Тут Дядя Ваня окончательно запутался во всех этих отцах, дедах, прадедах. Ему казалось, что каждое поколение просто обязано что-то взять штурмом.
Наконец он справился с потоком поколений и перешел к главной мысли.
– Неважно, кто брал Берлин и штурмовал Зимний. Важно, что это все были советские люди. А нынче появляются те, кто словно не помнит об этом. О наших больших завоеваниях. На западе подняли голову ревизионисты, – замполит утер пот после сложного слова, – недобитые фашисты требуют пересмотра… И даже пытаются внедрять свои взгляды через клеветнические «голоса».
Тут он посмотрел на Блюма со значением.
– Так, товарищи, можно зайти чересчур далеко. Мы били фашистов в Испании, в Германии. А они подняли голову в Чили. И даже кое-где в Европе. А Европа очень близка, товарищи бойцы.

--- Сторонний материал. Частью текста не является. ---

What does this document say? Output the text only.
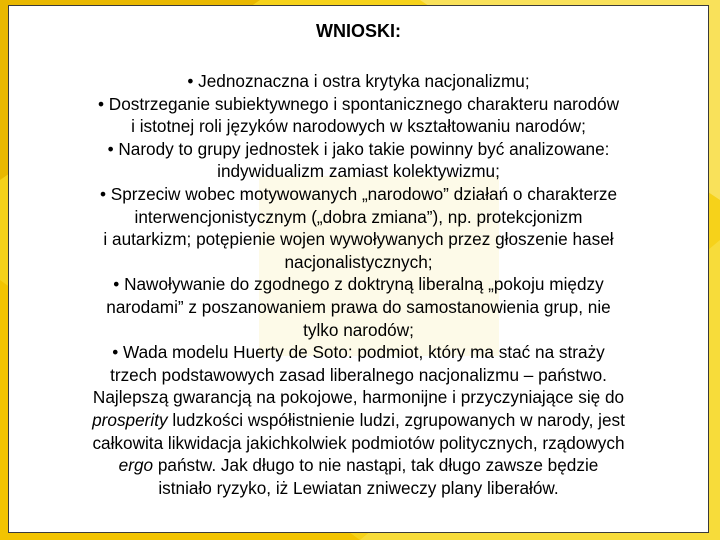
WNIOSKI:

• Jednoznaczna i ostra krytyka nacjonalizmu;

• Dostrzeganie subiektywnego i spontanicznego charakteru narodów
i istotnej roli języków narodowych w kształtowaniu narodów;

• Narody to grupy jednostek i jako takie powinny być analizowane:
indywidualizm zamiast kolektywizmu;

• Sprzeciw wobec motywowanych „narodowo” działań o charakterze
interwencjonistycznym („dobra zmiana”), np. protekcjonizm
i autarkizm; potępienie wojen wywoływanych przez głoszenie haseł
nacjonalistycznych;

• Nawoływanie do zgodnego z doktryną liberalną „pokoju między
narodami” z poszanowaniem prawa do samostanowienia grup, nie
tylko narodów;

• Wada modelu Huerty de Soto: podmiot, który ma stać na straży
trzech podstawowych zasad liberalnego nacjonalizmu – państwo.
Najlepszą gwarancją na pokojowe, harmonijne i przyczyniające się do
prosperity ludzkości współistnienie ludzi, zgrupowanych w narody, jest
całkowita likwidacja jakichkolwiek podmiotów politycznych, rządowych
ergo państw. Jak długo to nie nastąpi, tak długo zawsze będzie
istniało ryzyko, iż Lewiatan zniweczy plany liberałów.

Страшно и невозможно представить что-то подобное при развитом социализме. Нельзя дать ядовитой гадине пустить ростки на нашей советской почве. Скажем же твердое «нет» западным, – тут он полез в карман за записной книжкой, открыл торопливо и прочел:
– ИН-СИ-НУ-АЦИЯМ! Вот так вот!
И посмотрел орлом, мол, каков я молодец.
Солдатам речь понравилась. Дядя Ваня отправился в роту, проверить, как художник, то есть я, справляется с наглядной агитацией и не дает ли слабину в смысле антифашизма.
На пороге ленинской комнаты замполит остановился и обеими руками взялся за косяк.
У стенда с цветными фотографиями членов политбюро, под портретом Ленина, стояла та самая ядовитая гадина, натурально пустившая мощные корни прямо в линолеум.
Молодой, красивый фашист в ослепительно черной эсэсовской форме повернулся к Дяде Ване. Фуражка с высокой тульей била в глаза зловещим черепом. Сдвоенные молнии сверкали в петлицах. На рукаве кроваво чернел паук свастики. Фашист вскинул руку в отвратительном нацистском салюте и закричал страшным голосом: «Хенде хох!»
Замполит сполз на пол. Он пожалел, что ходит без пистолета, но если бы был вооружен, то не знал бы, что лучше сделать, пальнуть в фашиста или застрелиться самому…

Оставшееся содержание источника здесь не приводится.